Mit seinem zehn Filme umfassenden Mammut-Projekt „Dekalog“
(1989), mit dem er die Zehn Gebote thematisierte, erregte der polnischen
Filmemacher Krzysztof Kieślowski bereits internationale Aufmerksamkeit,
ebenso mit seinen beiden daraus auch hierzulande veröffentlichten Filmen „Ein kurzer Film über das Töten“ und „Ein
kurzer Film über die Liebe“ (beide 1988), aber erst mit seiner Trilogie,
die sich der Farben der französischen Flagge und damit den Idealen der
Französischen Revolution - Freiheit, Gleichheit, Brüderlichkeit – annahm, wurde
er wirklich populär. Mit „Drei Farben: Blau“ (1993) gelang Kieślowski
ein vielversprechender Auftakt.
Inhalt:
Nachdem die Bremsen des Autos versagt haben und der Wagen gegen
einen Baum geprallt ist, wacht Julie (Juliette Binoche) als einzige
Überlebende im Krankenhaus auf. Sowohl ihr Mann, ein berühmter Komponist, als
auch ihre Tochter sind bei dem Unfall ums Leben gekommen. Die Beerdigung ihrer
Liebsten verfolgt sie per Live-Stream auf einem kleinen Fernsehempfänger. Nach
ihrer Genesung verkauft sie das Haus, in dem sie mit ihrer Familie lebte, versorgt
die Haushälterin und den Gärtner mit einer lebenslangen Rente und sucht sich in
Paris eine Mietwohnung, nachdem sie im bereits leergeräumten Haus mit Olivier (Benoît
Régent), einem Freund und Mitarbeiter ihres Mannes, der sie seit langem
bewundert, geschlafen hat. In Paris geht Julie einfach ihren Neigungen nach, zieht
ihre einsamen Bahnen im Schwimmbad, genießt Eis und Kaffee in ihrem Stamm-Café
und freundet sich mit einer Hausbewohnerin (Charlotte Véry) an, deren
Job in einem Nachtklub sie in den Augen der Nachbarn untragbar und anrüchig
macht. Noch während sich Julie in ihrem neuen Leben einfindet, hält sie
ausgerechnet die unvollendete Musik „für das Fest Europa“ ihres Mannes davon
ab, endlich mit diesem zu beginnen und ihre Trauer zu vergessen.
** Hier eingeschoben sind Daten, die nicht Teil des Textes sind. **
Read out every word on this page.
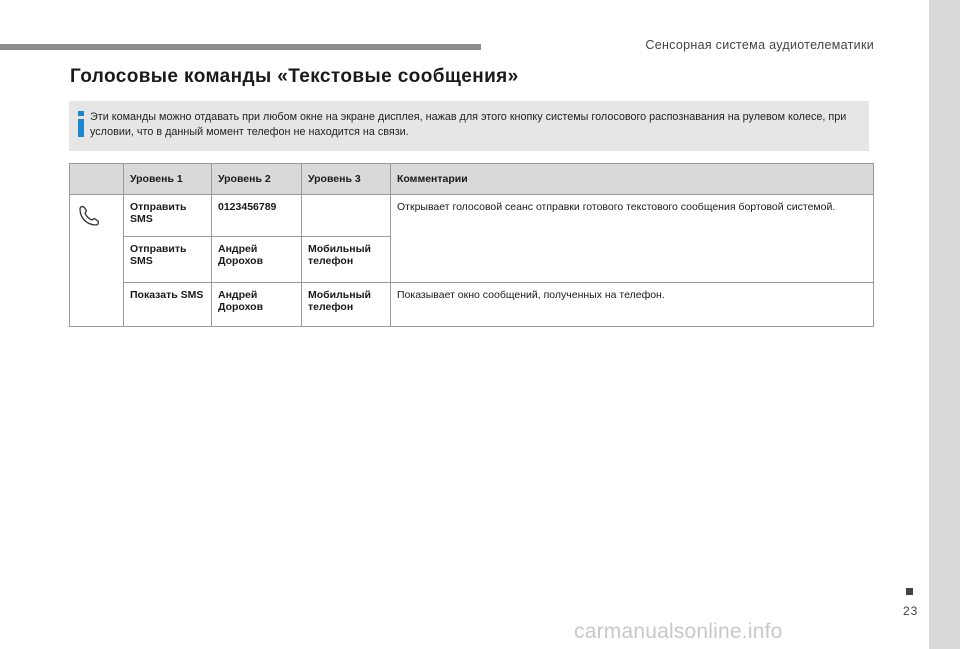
Сенсорная система аудиотелематики
Голосовые команды «Текстовые сообщения»
Эти команды можно отдавать при любом окне на экране дисплея, нажав для этого кнопку системы голосового распознавания на рулевом колесе, при условии, что в данный момент телефон не находится на связи.
	Уровень 1	Уровень 2	Уровень 3	Комментарии
	Отправить SMS	0123456789		Открывает голосовой сеанс отправки готового текстового сообщения бортовой системой.
	Отправить SMS	Андрей Дорохов	Мобильный телефон	
	Показать SMS	Андрей Дорохов	Мобильный телефон	Показывает окно сообщений, полученных на телефон.
23
carmanualsonline.info
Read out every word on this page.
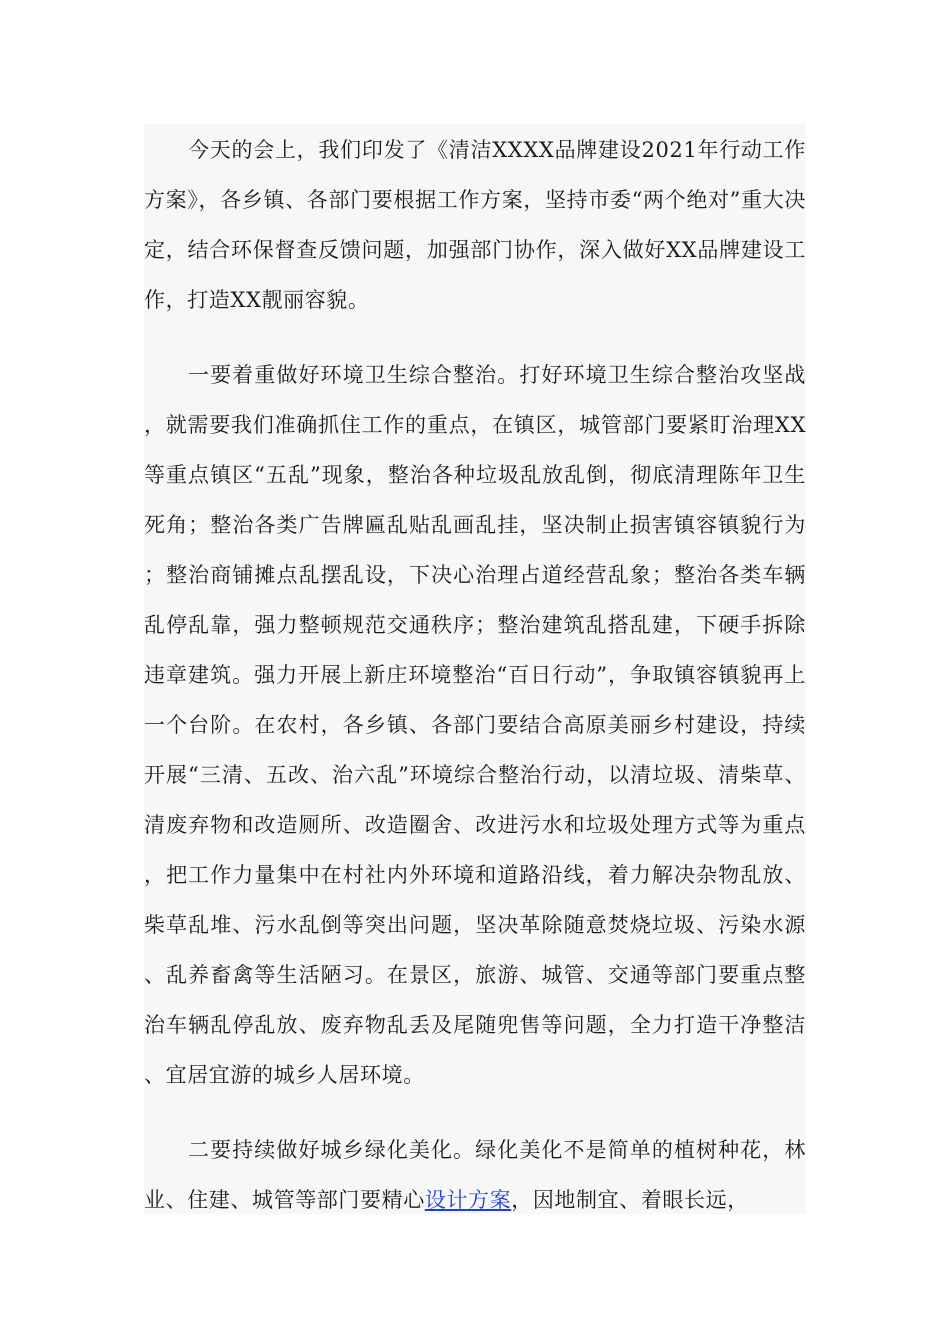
今天的会上，我们印发了《清洁XXXX品牌建设2021年行动工作方案》，各乡镇、各部门要根据工作方案，坚持市委“两个绝对”重大决定，结合环保督查反馈问题，加强部门协作，深入做好XX品牌建设工作，打造XX靓丽容貌。

一要着重做好环境卫生综合整治。打好环境卫生综合整治攻坚战，就需要我们准确抓住工作的重点，在镇区，城管部门要紧盯治理XX等重点镇区“五乱”现象，整治各种垃圾乱放乱倒，彻底清理陈年卫生死角；整治各类广告牌匾乱贴乱画乱挂，坚决制止损害镇容镇貌行为；整治商铺摊点乱摆乱设，下决心治理占道经营乱象；整治各类车辆乱停乱靠，强力整顿规范交通秩序；整治建筑乱搭乱建，下硬手拆除违章建筑。强力开展上新庄环境整治“百日行动”，争取镇容镇貌再上一个台阶。在农村，各乡镇、各部门要结合高原美丽乡村建设，持续开展“三清、五改、治六乱”环境综合整治行动，以清垃圾、清柴草、清废弃物和改造厕所、改造圈舍、改进污水和垃圾处理方式等为重点，把工作力量集中在村社内外环境和道路沿线，着力解决杂物乱放、柴草乱堆、污水乱倒等突出问题，坚决革除随意焚烧垃圾、污染水源、乱养畜禽等生活陋习。在景区，旅游、城管、交通等部门要重点整治车辆乱停乱放、废弃物乱丢及尾随兜售等问题，全力打造干净整洁、宜居宜游的城乡人居环境。

二要持续做好城乡绿化美化。绿化美化不是简单的植树种花，林业、住建、城管等部门要精心设计方案，因地制宜、着眼长远，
Als dann auch
noch Olivier sie ausfindig macht und in den Nachrichten von einer letzten
großen Symphonie ihres verstorbenen Mannes die Rede ist, wird Julie wieder in
ihr altes Leben hineinzogen…
Kritik:
Mit dem Auftakt seiner „Drei Farben“-Trilogie setzt sich Kieślowski
mit der Freiheit des Individuums auseinander, nach der Auflösung der Fesseln
durch Beruf und/oder Familie ein im Prinzip selbstbestimmtes Leben führen zu
können. Seine Protagonistin Julie steht nach dem Tod ihres Mannes und ihrer
Tochter am Scheideweg. Klammert sie sich nun nur noch mehr an das, was ihr von
der gemeinsamen Zeit geblieben ist, oder bricht sie alle Brücken hinter sich
ab, um dem Schmerz zu entfliehen? Julie entscheidet sich für die zweite Option.
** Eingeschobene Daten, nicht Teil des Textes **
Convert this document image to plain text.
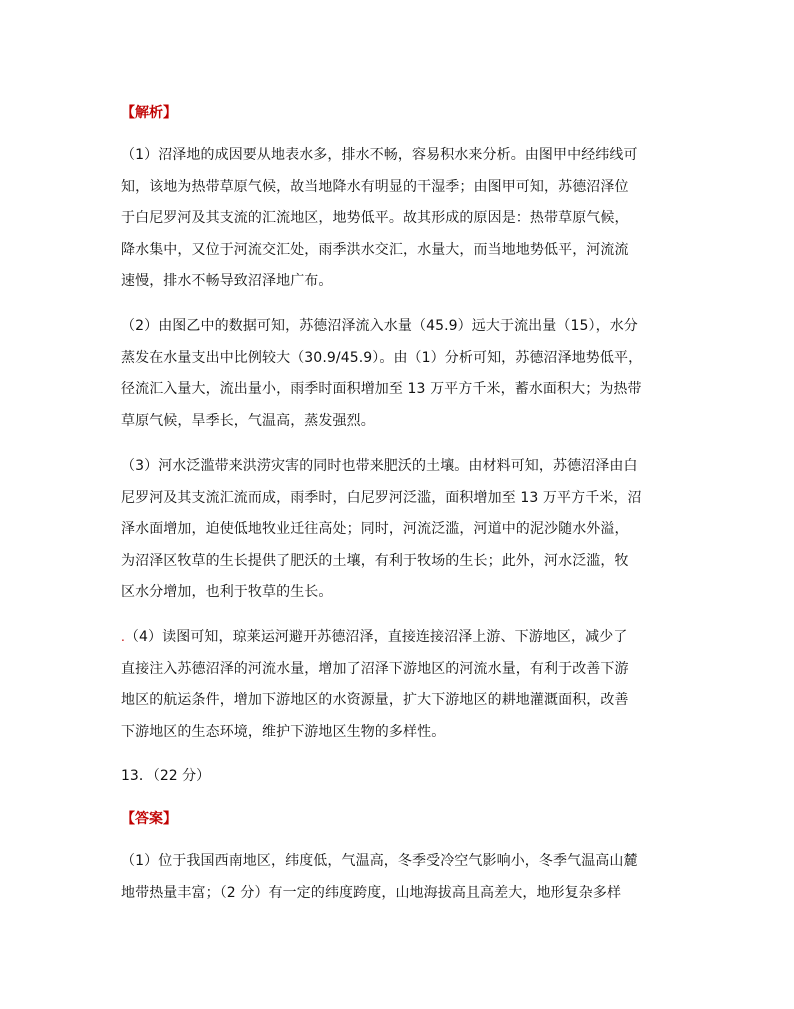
【解析】
（1）沼泽地的成因要从地表水多，排水不畅，容易积水来分析。由图甲中经纬线可
知，该地为热带草原气候，故当地降水有明显的干湿季；由图甲可知，苏德沼泽位
于白尼罗河及其支流的汇流地区，地势低平。故其形成的原因是：热带草原气候，
降水集中，又位于河流交汇处，雨季洪水交汇，水量大，而当地地势低平，河流流
速慢，排水不畅导致沼泽地广布。
（2）由图乙中的数据可知，苏德沼泽流入水量（45.9）远大于流出量（15），水分
蒸发在水量支出中比例较大（30.9/45.9）。由（1）分析可知，苏德沼泽地势低平，
径流汇入量大，流出量小，雨季时面积增加至 13 万平方千米，蓄水面积大；为热带
草原气候，旱季长，气温高，蒸发强烈。
（3）河水泛滥带来洪涝灾害的同时也带来肥沃的土壤。由材料可知，苏德沼泽由白
尼罗河及其支流汇流而成，雨季时，白尼罗河泛滥，面积增加至 13 万平方千米，沼
泽水面增加，迫使低地牧业迁往高处；同时，河流泛滥，河道中的泥沙随水外溢，
为沼泽区牧草的生长提供了肥沃的土壤，有利于牧场的生长；此外，河水泛滥，牧
区水分增加，也利于牧草的生长。
.（4）读图可知，琼莱运河避开苏德沼泽，直接连接沼泽上游、下游地区，减少了
直接注入苏德沼泽的河流水量，增加了沼泽下游地区的河流水量，有利于改善下游
地区的航运条件，增加下游地区的水资源量，扩大下游地区的耕地灌溉面积，改善
下游地区的生态环境，维护下游地区生物的多样性。
13．（22 分）
【答案】
（1）位于我国西南地区，纬度低，气温高，冬季受冷空气影响小，冬季气温高山麓
地带热量丰富；（2 分）有一定的纬度跨度，山地海拔高且高差大，地形复杂多样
Sie verkauft ihr Haus und nimmt als Andenken nur eine Lampe mit blauen Steinen
mit, sie vernichtet die angefangene Partitur ihres Mannes, führt ein in sich
zurückgezogenes Leben in einem Pariser Miethaus, geht keiner Arbeit nach. Sie
trauert allerdings auch nicht um ihren Verlust. Sie will nur vergessen, so wie
ihre Mutter, die sie hin und wieder in der Seniorenresidenz besucht, alles
vergessen hat. Doch ganz los lässt sie die Vergangenheit eben doch nicht. Mit Olivier
bleibt ihr nach wie vor eine Verbindung zu ihrem Mann und zu dessen Musik. Und
so sehr sich Julie auch bemüht, kann sie ihr altes Leben doch nicht ganz ablegen.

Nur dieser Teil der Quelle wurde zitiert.